Changer te laisse choisir une autre setlist ou d'autres morceaux. Et Un seul morceau, vite ouvre un titre isolé sans monter une séance complète — le bon geste quand tu veux juste bosser ton solo dix minutes.
Le bilan, à la fin
Quand tu termines la répète, Culte te repasse la séance en revue et te demande une seule chose : régler chaque morceau à son vrai niveau.

En haut, la séance en trois chiffres : morceaux bossés, passages, membres présents. En dessous, la liste avec les étoiles cliquables et la phrase qui va avec chaque niveau.
C'est le moment le plus utile de la séance et le plus vite expédié. Les étoiles que tu poses ici sont celles que tout le groupe verra dans le répertoire, et ce sont elles qui font bouger la jauge « prêt pour le concert ». Trente secondes de plus maintenant, c'est une répète mieux ciblée la prochaine fois.

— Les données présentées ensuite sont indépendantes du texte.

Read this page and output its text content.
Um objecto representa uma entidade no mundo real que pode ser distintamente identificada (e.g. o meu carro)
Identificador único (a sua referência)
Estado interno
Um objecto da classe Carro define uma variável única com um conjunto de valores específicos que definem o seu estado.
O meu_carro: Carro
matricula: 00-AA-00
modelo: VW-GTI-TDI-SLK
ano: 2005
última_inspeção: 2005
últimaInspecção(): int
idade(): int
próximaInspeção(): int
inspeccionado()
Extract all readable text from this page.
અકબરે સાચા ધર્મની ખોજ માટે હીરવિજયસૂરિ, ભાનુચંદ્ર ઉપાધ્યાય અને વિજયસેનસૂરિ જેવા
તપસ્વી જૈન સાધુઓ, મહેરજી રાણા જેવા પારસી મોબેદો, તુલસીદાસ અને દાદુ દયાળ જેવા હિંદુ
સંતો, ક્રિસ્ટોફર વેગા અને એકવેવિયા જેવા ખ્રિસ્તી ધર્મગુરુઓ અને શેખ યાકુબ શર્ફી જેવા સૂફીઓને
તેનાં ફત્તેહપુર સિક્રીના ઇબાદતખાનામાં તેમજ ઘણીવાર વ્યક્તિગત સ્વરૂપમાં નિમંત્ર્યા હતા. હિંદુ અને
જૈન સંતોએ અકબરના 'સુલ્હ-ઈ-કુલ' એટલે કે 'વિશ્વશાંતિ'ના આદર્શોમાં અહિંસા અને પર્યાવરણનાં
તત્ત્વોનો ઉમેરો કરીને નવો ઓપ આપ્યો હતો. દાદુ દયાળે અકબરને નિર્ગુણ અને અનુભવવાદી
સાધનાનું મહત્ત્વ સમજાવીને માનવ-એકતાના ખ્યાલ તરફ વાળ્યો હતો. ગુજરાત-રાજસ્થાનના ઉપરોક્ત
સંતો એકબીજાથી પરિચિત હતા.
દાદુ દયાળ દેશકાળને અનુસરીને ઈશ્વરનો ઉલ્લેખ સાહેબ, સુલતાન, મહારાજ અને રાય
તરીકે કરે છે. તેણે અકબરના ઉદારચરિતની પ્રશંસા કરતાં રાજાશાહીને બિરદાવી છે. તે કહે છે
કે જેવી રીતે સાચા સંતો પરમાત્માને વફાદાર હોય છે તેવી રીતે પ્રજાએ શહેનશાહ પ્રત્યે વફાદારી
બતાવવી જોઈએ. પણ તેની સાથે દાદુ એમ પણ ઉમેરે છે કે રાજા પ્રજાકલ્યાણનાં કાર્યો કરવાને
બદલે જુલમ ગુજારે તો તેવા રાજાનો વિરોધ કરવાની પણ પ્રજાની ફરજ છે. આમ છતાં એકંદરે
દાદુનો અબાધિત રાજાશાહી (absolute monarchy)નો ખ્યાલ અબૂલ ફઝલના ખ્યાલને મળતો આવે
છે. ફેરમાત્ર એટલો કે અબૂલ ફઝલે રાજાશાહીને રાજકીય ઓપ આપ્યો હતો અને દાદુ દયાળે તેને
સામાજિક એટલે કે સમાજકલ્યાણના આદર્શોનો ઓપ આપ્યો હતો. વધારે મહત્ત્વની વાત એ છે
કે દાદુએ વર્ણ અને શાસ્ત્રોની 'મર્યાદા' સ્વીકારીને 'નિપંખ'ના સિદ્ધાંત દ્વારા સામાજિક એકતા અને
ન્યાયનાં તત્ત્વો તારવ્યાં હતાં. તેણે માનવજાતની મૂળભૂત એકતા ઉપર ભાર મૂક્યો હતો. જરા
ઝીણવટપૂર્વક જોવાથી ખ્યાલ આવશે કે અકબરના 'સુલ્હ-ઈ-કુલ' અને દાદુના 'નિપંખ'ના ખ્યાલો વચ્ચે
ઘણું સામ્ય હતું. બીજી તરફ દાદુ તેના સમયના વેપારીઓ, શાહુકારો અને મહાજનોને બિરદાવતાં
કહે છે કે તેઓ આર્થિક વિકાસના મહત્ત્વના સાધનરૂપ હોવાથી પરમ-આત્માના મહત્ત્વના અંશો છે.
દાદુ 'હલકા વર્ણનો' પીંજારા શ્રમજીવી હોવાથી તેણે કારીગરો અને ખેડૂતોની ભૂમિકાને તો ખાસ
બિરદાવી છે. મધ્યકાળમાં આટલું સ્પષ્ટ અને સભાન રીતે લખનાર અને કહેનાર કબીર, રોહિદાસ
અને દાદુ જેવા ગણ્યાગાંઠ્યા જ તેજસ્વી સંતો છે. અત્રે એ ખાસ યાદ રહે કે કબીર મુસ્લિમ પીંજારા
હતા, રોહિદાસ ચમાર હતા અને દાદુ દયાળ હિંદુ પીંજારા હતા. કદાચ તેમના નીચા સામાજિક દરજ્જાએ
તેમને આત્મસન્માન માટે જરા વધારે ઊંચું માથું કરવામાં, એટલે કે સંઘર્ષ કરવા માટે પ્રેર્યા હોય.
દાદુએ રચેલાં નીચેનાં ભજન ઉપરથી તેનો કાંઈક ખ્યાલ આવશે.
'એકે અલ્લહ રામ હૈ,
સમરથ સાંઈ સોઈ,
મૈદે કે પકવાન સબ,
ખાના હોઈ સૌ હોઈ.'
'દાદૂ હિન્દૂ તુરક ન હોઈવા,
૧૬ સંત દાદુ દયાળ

Tu peux y ajouter un mot pour le groupe et envoyer le bilan — ceux qui n'étaient pas là sauront ce qui s'est passé. Ou fermer sans bilan, si la séance ne méritait pas un rapport.
On monte sur scène
À droite. Culte affiche ton prochain concert avec sa date, son lieu, et une checklist de préparation : la setlist rattachée avec sa durée face à la durée visée, les morceaux sans paroles, le rider pas encore envoyé à la salle. Chaque alerte est un lien direct vers ce qu'il faut corriger.
C'est là que se joue la moitié de l'intérêt du mode concert : il te dit ce qui manque avant que tu sois sur place.
En concert :
- On suit la setlist dans l'ordre. C'est le déroulé prévu, blocs et moments compris.
- Un seul appareil mène. Les autres suivent, ils ne pilotent pas — personne ne fait sauter un morceau par erreur en posant son téléphone.
- Le public entre dans la boucle : l'écran TV, le QR code, les votes.
- Le concert est compté comme joué, ce qui alimente tes stats et ta carrière.
La règle simple
On répète = vous travaillez, l'ordre est libre, le public n'existe pas. On monte sur scène = vous jouez devant des gens, l'ordre est le set, un seul appareil mène.
Si tu hésites, pose-toi une seule question : est-ce qu'il y a du public ? Si non, c'est une répète, même si vous jouez le set entier d'affilée.
Le piège : lancer le mode concert pour une générale
Une générale reste une répète. Si tu lances le mode concert, la date sera comptée comme un concert joué et remontera dans tes stats et ta carrière.
Pour jouer le set en entier sans fausser les compteurs, reste en répète et choisis la setlist du concert avec Changer.